Based on the predictors selected by Lasso, we estimate the parameters of coefficient matrix $A^j,j=1,2,3$ by ordinary least squares. The performance is evaluated by the mean and standard deviation of the relative estimation error (denoted by REE),

$$\begin{aligned} REE_j=\sum _{i,k}\frac{\vert {\hat{A}}^j_{ik}-A^j_{ik}\vert }{A^j_{ik}},\quad j=1,2,3. \end{aligned}$$

The results of 100 simulated data for predictor selection and parameter estimation in all the three models are reported in Table 4. Compared with the results of the methods in Safikhani and Shojaie (2017), the performance of our method is better than the results of Lasso estimation both in predictor selection and parameter estimation, especially for Model 2. The REE is greatly improved, which shows that the Lasso + OLS method reduces error of the parameter estimation compared with Lasso estimation only.

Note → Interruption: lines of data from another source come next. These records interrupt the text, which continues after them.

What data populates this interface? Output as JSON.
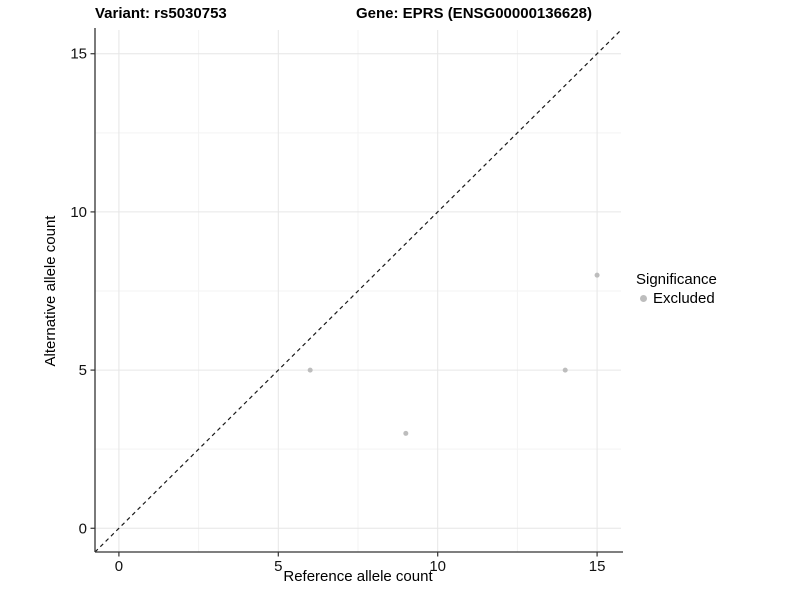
{
  "title": {
    "variant": "Variant: rs5030753",
    "gene": "Gene: EPRS (ENSG00000136628)"
  },
  "axes": {
    "x_label": "Reference allele count",
    "y_label": "Alternative allele count"
  },
  "legend": {
    "title": "Significance",
    "entries": [
      {
        "label": "Excluded",
        "color": "#bdbdbd",
        "marker": "circle"
      }
    ]
  },
  "colors": {
    "point": "#bdbdbd",
    "grid_major": "#e6e6e6",
    "grid_minor": "#f3f3f3",
    "axis_line": "#333333",
    "identity_line": "#1a1a1a",
    "tick_label": "#111111"
  },
  "chart_data": {
    "type": "scatter",
    "title": "Variant: rs5030753    Gene: EPRS (ENSG00000136628)",
    "xlabel": "Reference allele count",
    "ylabel": "Alternative allele count",
    "xlim": [
      -0.75,
      15.75
    ],
    "ylim": [
      -0.75,
      15.75
    ],
    "xticks": [
      0,
      5,
      10,
      15
    ],
    "yticks": [
      0,
      5,
      10,
      15
    ],
    "x_minor_gridlines": [
      2.5,
      7.5,
      12.5
    ],
    "y_minor_gridlines": [
      2.5,
      7.5,
      12.5
    ],
    "grid": "on",
    "legend_position": "right",
    "identity_line": {
      "style": "dashed",
      "from": [
        -0.75,
        -0.75
      ],
      "to": [
        15.75,
        15.75
      ]
    },
    "series": [
      {
        "name": "Excluded",
        "color": "#bdbdbd",
        "points": [
          {
            "x": 6,
            "y": 5
          },
          {
            "x": 9,
            "y": 3
          },
          {
            "x": 14,
            "y": 5
          },
          {
            "x": 15,
            "y": 8
          }
        ]
      }
    ]
  }
}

Table 5 The procedure of change points selection

Full size table

Table 6 The location of change points for the traffic congestion index data

Full size table

4.2 Chinese stock market

In this subsection, we apply our method to analyze the returns of Shanghai Stock Index, Shenzhen Stock Index and Hangseng Index from September 1, 2016, to October 10, 2018, obtained from https://www.investing.com/. The log returns of three indexes are shown in Fig. 2a. The fluctuation of the returns suggests structural changes in the volatility. Since it is well known that the square of the log returns can be regarded as a VAR process, the structural changes in volatility in the returns can be regarded as the structural changes in the VAR structure of the squared returns series. Thus, we consider the squared returns series to identify structural break points. We consider a standard version of the data to apply the Lasso algorithm. The three-dimensional squared returns series data over 519 observations are shown in Fig.2b.

The procedure of change points selection is shown in Table 5. At the first stage, the group Lasso estimation obtains 68 change points ${\hat{t}}_j,j=1,\ldots ,68$. We then select the most optimal one among each group. According to Eq. (19), there are 7 change points $({\tilde{t}}_j, j=1,2,\cdots ,7)$ be selected, which are 47, 73, 301, 352, 383, 441, 485, respectively. And finally, applying the backward elimination algorithm according to the IC criterion Eq. (20), change points 47 are deleted. We obtained the estimation for change points shown in Table 6.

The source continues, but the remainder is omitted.